Cultural Sensitivity in the Workplace

This topic makes me a bit uncomfortable. I think it’s because I don’t understand where the sensitivity part stops and the “get over yourself'” part begins.

I have very little experience in this area – apart from being sensitive to the general needs of everyone.  I did go out with someone from another culture once and I know that I excused a lot of what I considered to be poor behaviour on his part due to the cultural differences.  Looking back, I probably could have been a bit tougher on him.

I had an experience recently where someone from another culture (non-Western) used a particular term for his own culture  that someone else (not from that culture) took offence to.  It happened in a learning session so I got the feedback.  What do I do with that?  Do I treat it differently than I normally would because of the cultural sensitivity?  Who are we (Westerners) to dictate to non-Westerners what they can and cannot call themselves? 

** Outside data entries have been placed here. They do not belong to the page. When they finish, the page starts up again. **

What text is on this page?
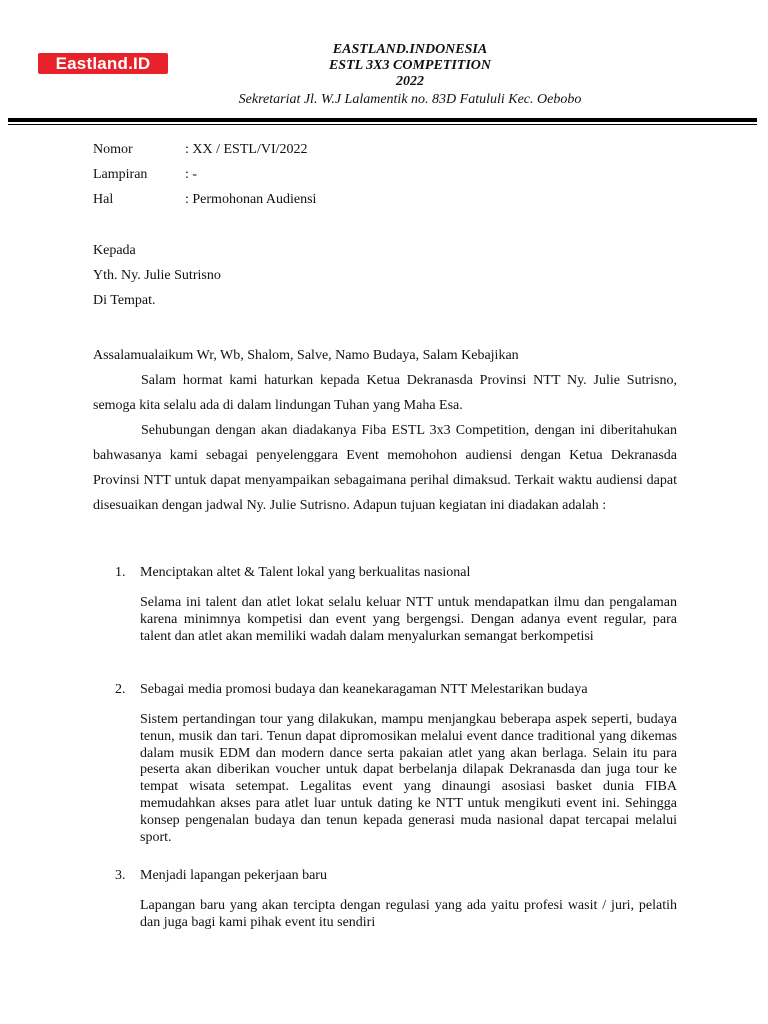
Eastland.ID
EASTLAND.INDONESIA
ESTL 3X3 COMPETITION
2022
Sekretariat Jl. W.J Lalamentik no. 83D Fatululi Kec. Oebobo
Nomor	: XX / ESTL/VI/2022
Lampiran	: -
Hal	: Permohonan Audiensi
Kepada
Yth. Ny. Julie Sutrisno
Di Tempat.

Assalamualaikum Wr, Wb, Shalom, Salve, Namo Budaya, Salam Kebajikan

Salam hormat kami haturkan kepada Ketua Dekranasda Provinsi NTT Ny. Julie Sutrisno, semoga kita selalu ada di dalam lindungan Tuhan yang Maha Esa.

Sehubungan dengan akan diadakanya Fiba ESTL 3x3 Competition, dengan ini diberitahukan bahwasanya kami sebagai penyelenggara Event memohohon audiensi dengan Ketua Dekranasda Provinsi NTT untuk dapat menyampaikan sebagaimana perihal dimaksud. Terkait waktu audiensi dapat disesuaikan dengan jadwal Ny. Julie Sutrisno. Adapun tujuan kegiatan ini diadakan adalah :

1.	Menciptakan altet & Talent lokal yang berkualitas nasional
Selama ini talent dan atlet lokat selalu keluar NTT untuk mendapatkan ilmu dan pengalaman karena minimnya kompetisi dan event yang bergengsi. Dengan adanya event regular, para talent dan atlet akan memiliki wadah dalam menyalurkan semangat berkompetisi
2.	Sebagai media promosi budaya dan keanekaragaman NTT Melestarikan budaya
Sistem pertandingan tour yang dilakukan, mampu menjangkau beberapa aspek seperti, budaya tenun, musik dan tari. Tenun dapat dipromosikan melalui event dance traditional yang dikemas dalam musik EDM dan modern dance serta pakaian atlet yang akan berlaga. Selain itu para peserta akan diberikan voucher untuk dapat berbelanja dilapak Dekranasda dan juga tour ke tempat wisata setempat. Legalitas event yang dinaungi asosiasi basket dunia FIBA memudahkan akses para atlet luar untuk dating ke NTT untuk mengikuti event ini. Sehingga konsep pengenalan budaya dan tenun kepada generasi muda nasional dapat tercapai melalui sport.
3.	Menjadi lapangan pekerjaan baru
Lapangan baru yang akan tercipta dengan regulasi yang ada yaitu profesi wasit / juri, pelatih dan juga bagi kami pihak event itu sendiri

Are we at a place where we are so culturally sensitive that we are actually doing other cultures a disservice?  Are we treating them as precious, fragile things that need to be wrapped in cotton wool?  Isn’t that just as damaging as racism?

I’d be interested in your experiences and thoughts on this one…



4 Comments (+add yours?)

  1. Vicki
    Mar 26, 2011 @ 10:59:34

    I think this is an extremely relevant question. I grew up with a lot of racism so I know what it is like. I also know what it is like for my cultural group to have taken on what used to be derogatory terms as terms of endearment amongst each other. An outsider cannot use the same word. And have grown up with all of this, I feel that the current trend to let people get away with things because of cultural difference has created an imbalance. You can point things out without being offensive and explain that things are done differently here. The thing that people forget is, if the situation was reversed and you were in another country, you would be told if something were unacceptable or considered bad behaviour. It also seems that the cultures people are not wanting to offend have no qualms about telling others when something is unacceptable to them and their culture. Shouldn’t that go both ways? Can we not tell people when something is unacceptable no matter who they are? Shouldn’t the rules be the same for everyone? I think they should.


    • judythesweetspot
      Mar 28, 2011 @ 07:33:20

      Thanks Vicki – it’s great to get your response as you have direct experience with cultural difference. I think if you display a general approach of sensitivity to the needs of people you are on the right track. I do still struggle with where the line is…


  2. Heather
    Mar 27, 2011 @ 21:51:56

    well, I’m not an advocate of Charlie Sheens behaviour but….. I do enjoy watching Two & Half Men only because it is so incredibly politically incorrect which in today’s society is refreshing. I think we need to take ourselves a bit less seriously. Just my opinion.